Старшой ответил чуть слышно:
- Замолчи и жди.
Костик не утихомиривался.
- А чего ждать-то? Вон уже остановился около времянки, тут до нас десятка два шагов.- Он припал боком к стене дома и попятился.- Батюшки! Да ведь это же Тит!..
Емеля держался спокойнее, хотя и ему хотелось броситься наутек.
- Слушай и соображай,- тихо приказал он Костику.- В руке у Смехача вижу сумку. Похоже, в ней что-то тяжелое. Ноги по колени в грязи: наверное, там, в осоке, измазался, пока на берег выбирался. Стоп, Ко-Ко… Почему он не причалил здесь, возле «Нырка»? Понятно, в осоке прячет челнок!
Костик опять подкрался к углу дома.
- Что же он не входит в каморку? Глянь-ка, повернул за времянку. Что все это значит, Старшой?
Емеля призадумался и решил:
- Еще подождем… Зачем ему понадобилось обходить времянку? Сейчас покажется… Должен же он открыть дверь и войти в свою каморку?
Они ждали так долго, что за рекой, над кудрявыми вербами и ясенями, засветилась тонкая полоска утренней зари.
- Неужели ушел? - изумленно шептал Костя.- И куда? Разве через речку, вплавь? Так он же недавно прибыл с того берега. Нет, ничего не могу понять.
- А теперь пошли! - решительно скомандовал Емеля.
Он крепко взял Костика за руку, но тот, лишь повернули за угол дома, уперся.
- Я же говорю тебе - соображай,- прошипел Емеля уже сердясь.- Там, за времянкой, сложен стог сена. А разве найдешь в летнюю пору постель лучше? Мы, чудаки, дежурим, шепчемся, а Смехач завалился на сено и уже третий сон видит.
- Ну, ты и дошлый! - искренне восхитился Костя.
Они уверенно миновали двор, завернули за времянку с тыльной стороны и замерли, не разнимая рук, глядя на тусклое окошко. Там зыбился слабый свет: по-видимому, горела плошка. Но Емелька сначала обследовал копну сена и убедился, что она даже не была примята. Потом, прикусив губу, крадучись вдоль стен, прильнул к нижнему уголку окошка.
В каморке, на ящике, что стоял в углу рядом с койкой, действительно горел фитилек плошки. Огонек светил слабо, но Емеля все же кое-что рассмотрел.
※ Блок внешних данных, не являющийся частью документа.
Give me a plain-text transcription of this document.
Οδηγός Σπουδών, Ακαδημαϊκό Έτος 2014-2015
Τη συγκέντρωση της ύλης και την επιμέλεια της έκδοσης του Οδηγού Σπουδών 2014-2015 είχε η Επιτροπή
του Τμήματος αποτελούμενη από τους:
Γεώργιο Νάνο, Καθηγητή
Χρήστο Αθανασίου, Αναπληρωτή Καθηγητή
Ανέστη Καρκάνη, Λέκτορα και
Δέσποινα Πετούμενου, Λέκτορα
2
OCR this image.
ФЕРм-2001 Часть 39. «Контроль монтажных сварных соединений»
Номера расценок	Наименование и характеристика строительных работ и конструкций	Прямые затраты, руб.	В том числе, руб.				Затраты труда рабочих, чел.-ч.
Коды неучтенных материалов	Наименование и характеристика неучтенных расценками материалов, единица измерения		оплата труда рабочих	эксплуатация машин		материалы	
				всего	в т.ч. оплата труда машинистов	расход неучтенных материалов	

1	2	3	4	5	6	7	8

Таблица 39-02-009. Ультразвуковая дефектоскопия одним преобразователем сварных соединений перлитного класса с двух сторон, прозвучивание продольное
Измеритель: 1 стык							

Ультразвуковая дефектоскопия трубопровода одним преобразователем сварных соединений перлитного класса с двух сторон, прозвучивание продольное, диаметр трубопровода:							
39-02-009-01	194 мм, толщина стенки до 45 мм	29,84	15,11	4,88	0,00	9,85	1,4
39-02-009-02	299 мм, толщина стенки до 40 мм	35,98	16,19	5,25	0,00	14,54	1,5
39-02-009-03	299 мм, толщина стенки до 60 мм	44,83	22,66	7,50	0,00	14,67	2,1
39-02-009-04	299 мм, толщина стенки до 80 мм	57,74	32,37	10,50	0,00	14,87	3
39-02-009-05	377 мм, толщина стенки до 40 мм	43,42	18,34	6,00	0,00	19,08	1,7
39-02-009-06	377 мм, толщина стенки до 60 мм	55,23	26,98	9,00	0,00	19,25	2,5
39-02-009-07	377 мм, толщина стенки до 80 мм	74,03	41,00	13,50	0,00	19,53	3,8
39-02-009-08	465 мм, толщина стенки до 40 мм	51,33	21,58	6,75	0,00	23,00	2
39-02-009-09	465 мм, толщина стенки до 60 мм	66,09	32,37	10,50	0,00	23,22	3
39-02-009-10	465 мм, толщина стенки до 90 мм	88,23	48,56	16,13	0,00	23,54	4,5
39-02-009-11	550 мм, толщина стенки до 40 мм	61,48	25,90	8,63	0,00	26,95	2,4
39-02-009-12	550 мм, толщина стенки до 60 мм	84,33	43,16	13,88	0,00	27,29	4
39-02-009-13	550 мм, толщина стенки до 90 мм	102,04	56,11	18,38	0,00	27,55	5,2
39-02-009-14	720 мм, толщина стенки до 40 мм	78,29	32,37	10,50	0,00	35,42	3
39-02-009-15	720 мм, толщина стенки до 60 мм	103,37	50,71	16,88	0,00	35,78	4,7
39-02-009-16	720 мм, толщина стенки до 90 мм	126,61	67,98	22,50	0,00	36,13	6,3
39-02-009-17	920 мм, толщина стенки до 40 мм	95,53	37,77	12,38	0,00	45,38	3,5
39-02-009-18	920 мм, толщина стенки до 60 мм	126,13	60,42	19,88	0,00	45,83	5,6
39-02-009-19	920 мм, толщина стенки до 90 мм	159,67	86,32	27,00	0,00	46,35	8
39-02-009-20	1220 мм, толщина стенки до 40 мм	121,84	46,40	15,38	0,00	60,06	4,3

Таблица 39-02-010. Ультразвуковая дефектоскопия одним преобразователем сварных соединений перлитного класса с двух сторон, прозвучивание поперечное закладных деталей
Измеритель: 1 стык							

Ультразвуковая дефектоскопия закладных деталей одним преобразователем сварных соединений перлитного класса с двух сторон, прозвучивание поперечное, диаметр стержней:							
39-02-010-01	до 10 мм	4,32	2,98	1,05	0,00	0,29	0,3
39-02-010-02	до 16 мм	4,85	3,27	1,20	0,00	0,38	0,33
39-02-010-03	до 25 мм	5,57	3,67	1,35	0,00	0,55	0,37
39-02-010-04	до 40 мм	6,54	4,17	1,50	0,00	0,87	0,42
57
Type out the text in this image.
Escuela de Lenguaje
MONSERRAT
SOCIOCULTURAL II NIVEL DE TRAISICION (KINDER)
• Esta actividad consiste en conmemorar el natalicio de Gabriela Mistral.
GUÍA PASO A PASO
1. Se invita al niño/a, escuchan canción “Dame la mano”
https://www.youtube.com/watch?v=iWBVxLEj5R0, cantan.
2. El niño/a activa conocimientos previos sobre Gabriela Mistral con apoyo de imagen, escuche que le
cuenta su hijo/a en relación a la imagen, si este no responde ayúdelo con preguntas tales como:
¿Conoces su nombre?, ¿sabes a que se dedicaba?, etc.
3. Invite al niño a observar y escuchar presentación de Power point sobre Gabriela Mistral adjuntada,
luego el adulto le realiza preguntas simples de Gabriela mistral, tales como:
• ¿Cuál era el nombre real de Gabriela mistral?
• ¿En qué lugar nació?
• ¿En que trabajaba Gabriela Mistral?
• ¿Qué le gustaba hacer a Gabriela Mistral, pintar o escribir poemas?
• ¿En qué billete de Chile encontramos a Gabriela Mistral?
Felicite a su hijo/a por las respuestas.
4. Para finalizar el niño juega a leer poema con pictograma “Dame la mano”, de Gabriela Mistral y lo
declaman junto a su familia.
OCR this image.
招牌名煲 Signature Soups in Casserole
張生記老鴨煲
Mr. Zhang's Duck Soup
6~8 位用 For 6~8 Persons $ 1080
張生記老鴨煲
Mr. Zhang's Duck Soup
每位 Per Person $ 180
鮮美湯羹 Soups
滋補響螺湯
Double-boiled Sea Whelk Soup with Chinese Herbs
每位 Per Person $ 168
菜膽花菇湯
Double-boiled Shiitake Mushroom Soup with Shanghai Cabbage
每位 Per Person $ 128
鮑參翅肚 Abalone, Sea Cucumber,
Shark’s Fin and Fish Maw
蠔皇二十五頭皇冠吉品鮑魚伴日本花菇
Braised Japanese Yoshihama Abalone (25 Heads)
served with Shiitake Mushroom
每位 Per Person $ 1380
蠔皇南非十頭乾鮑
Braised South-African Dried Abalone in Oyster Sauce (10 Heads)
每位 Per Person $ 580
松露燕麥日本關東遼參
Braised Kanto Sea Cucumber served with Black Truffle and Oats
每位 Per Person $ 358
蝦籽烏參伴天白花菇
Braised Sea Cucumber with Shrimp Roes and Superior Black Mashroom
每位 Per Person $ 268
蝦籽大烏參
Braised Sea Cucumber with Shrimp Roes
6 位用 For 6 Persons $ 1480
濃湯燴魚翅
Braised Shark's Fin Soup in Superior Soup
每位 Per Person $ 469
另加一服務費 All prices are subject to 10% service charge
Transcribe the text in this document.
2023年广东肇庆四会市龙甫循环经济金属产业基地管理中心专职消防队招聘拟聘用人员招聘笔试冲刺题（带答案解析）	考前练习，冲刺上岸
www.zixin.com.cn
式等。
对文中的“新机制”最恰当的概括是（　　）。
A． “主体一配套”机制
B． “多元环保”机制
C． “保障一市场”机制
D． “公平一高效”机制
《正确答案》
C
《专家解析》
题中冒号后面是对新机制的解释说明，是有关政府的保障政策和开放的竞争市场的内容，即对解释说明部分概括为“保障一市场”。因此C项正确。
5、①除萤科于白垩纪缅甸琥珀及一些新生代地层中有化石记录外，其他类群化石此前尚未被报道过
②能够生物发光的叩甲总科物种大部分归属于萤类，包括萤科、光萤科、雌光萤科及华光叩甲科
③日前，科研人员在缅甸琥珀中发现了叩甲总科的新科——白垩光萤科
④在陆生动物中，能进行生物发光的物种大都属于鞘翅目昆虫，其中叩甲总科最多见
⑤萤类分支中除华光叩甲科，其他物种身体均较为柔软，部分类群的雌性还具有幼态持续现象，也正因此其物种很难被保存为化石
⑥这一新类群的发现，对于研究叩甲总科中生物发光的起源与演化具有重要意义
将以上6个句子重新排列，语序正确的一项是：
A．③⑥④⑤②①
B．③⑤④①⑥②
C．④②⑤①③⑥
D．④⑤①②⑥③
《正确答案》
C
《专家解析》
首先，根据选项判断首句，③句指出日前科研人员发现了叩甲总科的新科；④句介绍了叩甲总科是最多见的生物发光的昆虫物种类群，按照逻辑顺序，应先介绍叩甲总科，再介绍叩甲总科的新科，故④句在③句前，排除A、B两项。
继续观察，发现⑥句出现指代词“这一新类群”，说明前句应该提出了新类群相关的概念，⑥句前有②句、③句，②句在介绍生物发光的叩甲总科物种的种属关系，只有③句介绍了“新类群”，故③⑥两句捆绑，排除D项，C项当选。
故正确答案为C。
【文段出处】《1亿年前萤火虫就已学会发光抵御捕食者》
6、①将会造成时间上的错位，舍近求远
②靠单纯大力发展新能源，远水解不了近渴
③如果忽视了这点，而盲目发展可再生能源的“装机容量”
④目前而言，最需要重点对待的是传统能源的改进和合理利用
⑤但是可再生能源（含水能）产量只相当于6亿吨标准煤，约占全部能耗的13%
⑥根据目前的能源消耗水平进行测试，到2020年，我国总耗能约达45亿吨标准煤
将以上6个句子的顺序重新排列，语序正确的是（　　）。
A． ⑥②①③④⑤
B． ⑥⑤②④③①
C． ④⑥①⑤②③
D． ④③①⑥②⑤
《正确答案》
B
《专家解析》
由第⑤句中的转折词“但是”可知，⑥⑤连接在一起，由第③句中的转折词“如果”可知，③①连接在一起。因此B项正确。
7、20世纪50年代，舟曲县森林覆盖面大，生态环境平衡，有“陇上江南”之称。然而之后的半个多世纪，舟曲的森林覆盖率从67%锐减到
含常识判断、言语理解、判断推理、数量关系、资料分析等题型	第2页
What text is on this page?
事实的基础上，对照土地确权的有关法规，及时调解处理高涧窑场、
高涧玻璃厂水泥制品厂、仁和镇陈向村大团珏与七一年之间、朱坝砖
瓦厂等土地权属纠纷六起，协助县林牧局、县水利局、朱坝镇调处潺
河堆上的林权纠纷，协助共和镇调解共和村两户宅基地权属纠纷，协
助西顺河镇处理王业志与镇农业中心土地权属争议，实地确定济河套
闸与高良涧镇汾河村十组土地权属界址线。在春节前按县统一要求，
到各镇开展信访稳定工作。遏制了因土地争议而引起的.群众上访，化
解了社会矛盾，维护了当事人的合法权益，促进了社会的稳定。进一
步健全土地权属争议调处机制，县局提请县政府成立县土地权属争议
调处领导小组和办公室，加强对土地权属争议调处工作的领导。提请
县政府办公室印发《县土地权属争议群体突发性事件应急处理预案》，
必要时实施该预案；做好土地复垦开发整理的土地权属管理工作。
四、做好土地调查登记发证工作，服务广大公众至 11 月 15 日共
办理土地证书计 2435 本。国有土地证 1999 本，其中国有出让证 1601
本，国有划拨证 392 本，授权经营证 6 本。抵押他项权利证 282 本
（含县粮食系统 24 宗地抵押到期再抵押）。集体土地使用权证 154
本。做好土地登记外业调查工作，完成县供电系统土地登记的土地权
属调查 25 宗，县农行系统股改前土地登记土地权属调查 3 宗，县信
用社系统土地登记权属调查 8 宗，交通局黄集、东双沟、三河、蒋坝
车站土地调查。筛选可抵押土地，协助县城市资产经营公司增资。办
Перед самой плошкой над ящиком он увидел две большие черные руки, а в них какой-то листок бумаги. Цепкие пальцы перебирали, стараясь разгладить,скомканный лист. Лица Тита Старшой не разглядел: слишком мало света в каморке.
Он присел под окном и подал знак приятелю. Костик тоже приподнялся и заглянул в другой уголок окна. Заглянул и отшатнулся, разинув с перепугу рот. Емелька смотрел на него с тревогой.
- Ну, что там?..- хрипло спросил он, не выдержав.- Что увидел? Не тяни.
Костик с усилием перевел дыхание:
- У него… да, у него в глазах огонь!
- Ты… в своем уме, трусишка?
- Нет, правда.
- Поклянись.
- Палец под топор!… Глазища огромные - и огнем брызнули.
- Дай-ка я с твоего уголка гляну,- решил Емелька.
Костик покорно уступил Старшому свое место. Тот не попятился от окна, лишь удивленно подернул плечами и усмехнулся. Костик испугался его усмешки - даже забыл закрыть рот.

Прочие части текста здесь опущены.